Inspired by oldtimers thread.
What tools should anyone that plans on messing with bikes have?
Brand and model helpful!

Park stand is one I can no longer do without
pedal wrench in every vehicle and tool box.
...
Thanks!


----------



## SirMike1983 (Jul 28, 2013)

A high quality, adjustable wrench that opens wide for its size. I bought a Channel-Lock brand adjustable wrench about 10 years ago and have used it for every project since. Until then, I had been using junky hardware store type wrenches. THe CHannel Lock has thinner blades to get into small spots and its mouth opens wide enough to handle the largest size headsets I've encountered. The grub screw in it locks up tight.
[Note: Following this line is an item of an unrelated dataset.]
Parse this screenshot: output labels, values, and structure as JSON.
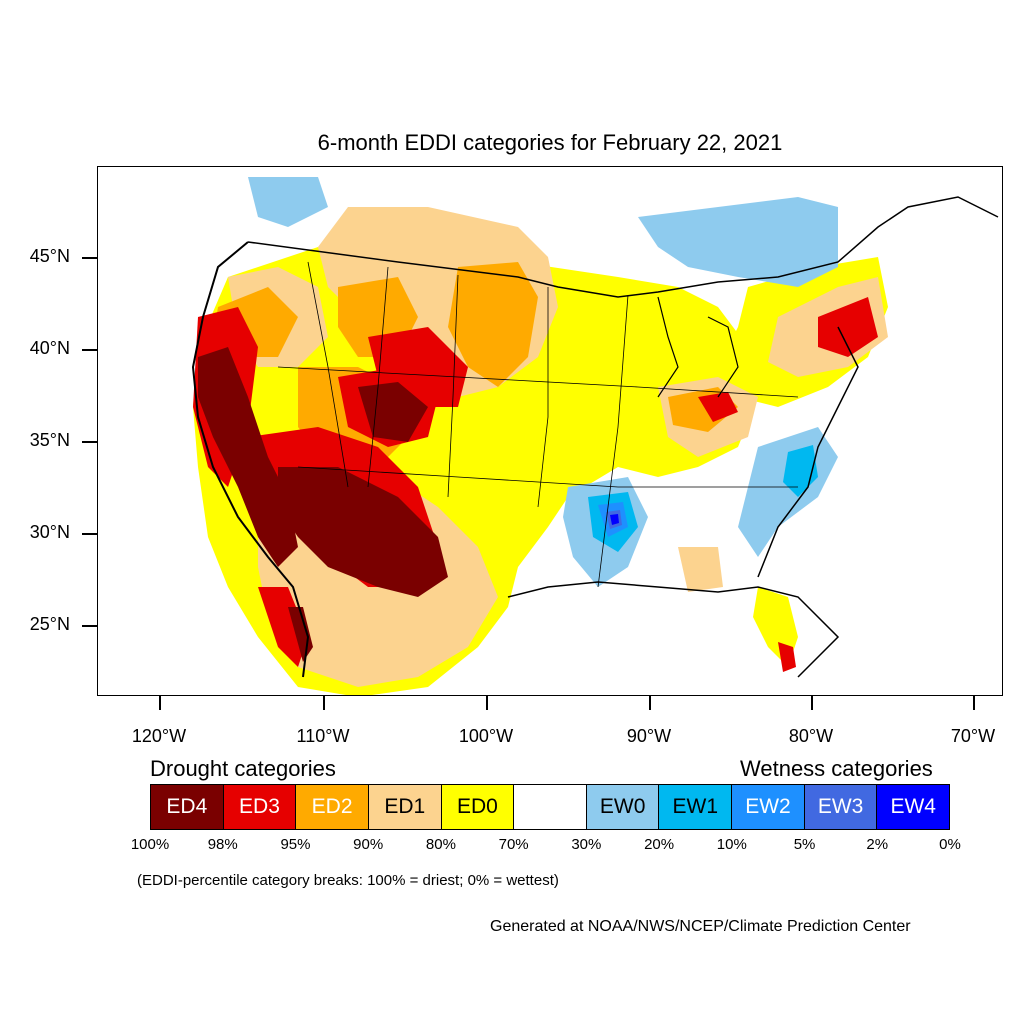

Adjustable wrenches often are written off as cheap, secondary tools, but once you have a high quality one that locks tight and opens wide, you just won't go back to the cheap stuff.

I'll also say it's really nice to have a high quality socket set. I use a set of Made in USA Craftsmans I got about 10 years ago when I got the adjustable wrench. They're dead solid and have given years of good service. They blow away the cheap, Chinese stuff any day. The CHannel Lock wrench was not USA, but made in Spain.
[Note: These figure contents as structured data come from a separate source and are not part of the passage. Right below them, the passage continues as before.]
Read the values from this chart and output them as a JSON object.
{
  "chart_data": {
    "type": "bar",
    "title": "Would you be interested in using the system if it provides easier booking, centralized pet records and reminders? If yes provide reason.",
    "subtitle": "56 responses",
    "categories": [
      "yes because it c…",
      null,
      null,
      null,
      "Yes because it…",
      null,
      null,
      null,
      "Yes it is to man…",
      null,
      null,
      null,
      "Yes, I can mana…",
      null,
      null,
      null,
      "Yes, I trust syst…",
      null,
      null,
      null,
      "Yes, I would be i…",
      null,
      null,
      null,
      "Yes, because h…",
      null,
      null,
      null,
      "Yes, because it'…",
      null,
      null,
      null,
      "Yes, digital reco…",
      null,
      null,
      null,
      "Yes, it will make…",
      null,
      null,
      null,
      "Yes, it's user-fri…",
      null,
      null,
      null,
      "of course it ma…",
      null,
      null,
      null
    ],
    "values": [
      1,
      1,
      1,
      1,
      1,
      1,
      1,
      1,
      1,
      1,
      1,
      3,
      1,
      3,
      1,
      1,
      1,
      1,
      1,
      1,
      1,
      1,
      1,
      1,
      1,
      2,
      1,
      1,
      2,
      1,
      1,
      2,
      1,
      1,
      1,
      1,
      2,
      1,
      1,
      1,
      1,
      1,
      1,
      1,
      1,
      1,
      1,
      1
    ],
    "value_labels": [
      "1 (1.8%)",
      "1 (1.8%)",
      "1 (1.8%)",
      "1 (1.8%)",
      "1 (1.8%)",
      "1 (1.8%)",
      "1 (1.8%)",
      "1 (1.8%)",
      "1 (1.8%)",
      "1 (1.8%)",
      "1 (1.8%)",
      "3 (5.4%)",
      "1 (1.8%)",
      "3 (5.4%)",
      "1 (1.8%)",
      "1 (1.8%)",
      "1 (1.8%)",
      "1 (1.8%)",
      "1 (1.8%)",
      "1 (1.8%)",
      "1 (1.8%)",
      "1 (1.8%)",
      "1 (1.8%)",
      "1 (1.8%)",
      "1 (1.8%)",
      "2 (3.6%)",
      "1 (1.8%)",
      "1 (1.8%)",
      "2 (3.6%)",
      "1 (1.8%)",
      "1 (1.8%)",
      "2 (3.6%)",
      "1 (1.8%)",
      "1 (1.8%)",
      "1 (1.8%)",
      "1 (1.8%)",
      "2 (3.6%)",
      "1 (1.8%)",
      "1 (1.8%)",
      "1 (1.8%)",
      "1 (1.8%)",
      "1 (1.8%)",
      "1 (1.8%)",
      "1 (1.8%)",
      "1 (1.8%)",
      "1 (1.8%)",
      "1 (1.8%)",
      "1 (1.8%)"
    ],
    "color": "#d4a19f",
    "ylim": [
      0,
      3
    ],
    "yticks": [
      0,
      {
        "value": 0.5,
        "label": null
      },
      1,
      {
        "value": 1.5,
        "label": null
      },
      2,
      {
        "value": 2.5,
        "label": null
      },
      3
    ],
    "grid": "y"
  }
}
Quality on these is really important in dealing with 60+ year old screws and nuts that often get rounded off or buggered with cheap stuff.


----------



## rustjunkie (Jul 28, 2013)




----------



## fordmike65 (Jul 28, 2013)

Better swap out that hammer for something much bigger.


----------



## snirt54 (Jul 28, 2013)

Park cone wrench set
Park crank tap set
tweezers with square ends for ball bearings
axle vise with lead jaws
spoke threading tool


----------



## bike (Sep 8, 2013)

*more input*

please!!!!!!!!!


----------



## dougfisk (Sep 8, 2013)

Set of nylon tire levers.

Quick stick type tire changer tool.

Quality high capacity tire pump with integral gauge.

Park master link pliers


----------



## scrubbinrims (Sep 8, 2013)

Things that have made my bicycle tinkering much easier...
A vintage chain breaker able to pop a single pin out of a skiptooth chain.
Vintage mechanics toolboxes for salvaging and organizing every nut and bolt along with misc things
Vice for straightening fender braces, etc...
My motor with a soft wire wheel for removing oxidation from hardware and rims
Fender roller
Fork straightener/bender
Chris


----------



## Andrew Gorman (Sep 9, 2013)

Cone wrenches
Cotter press
A good truing stand
And as mentioned previously, a decent workstand.


----------



## GiovanniLiCalsi (Sep 9, 2013)

This is one of the most persausive tools in my shop.
I soak the parts in RustBlast then use my oxy/acetylene torch to heat the parts.
This works on the most stubborn fasteners.


----------



## Iverider (Sep 21, 2013)

I like a good quality forged bicycle wrench for everyday wrenching on non corroded bikes. They clamp well and get into tight spaces better than a modern adjustable wrench. The handles are also short enough to prevent doing stupid stuff like ballooning a fork steerer.


----------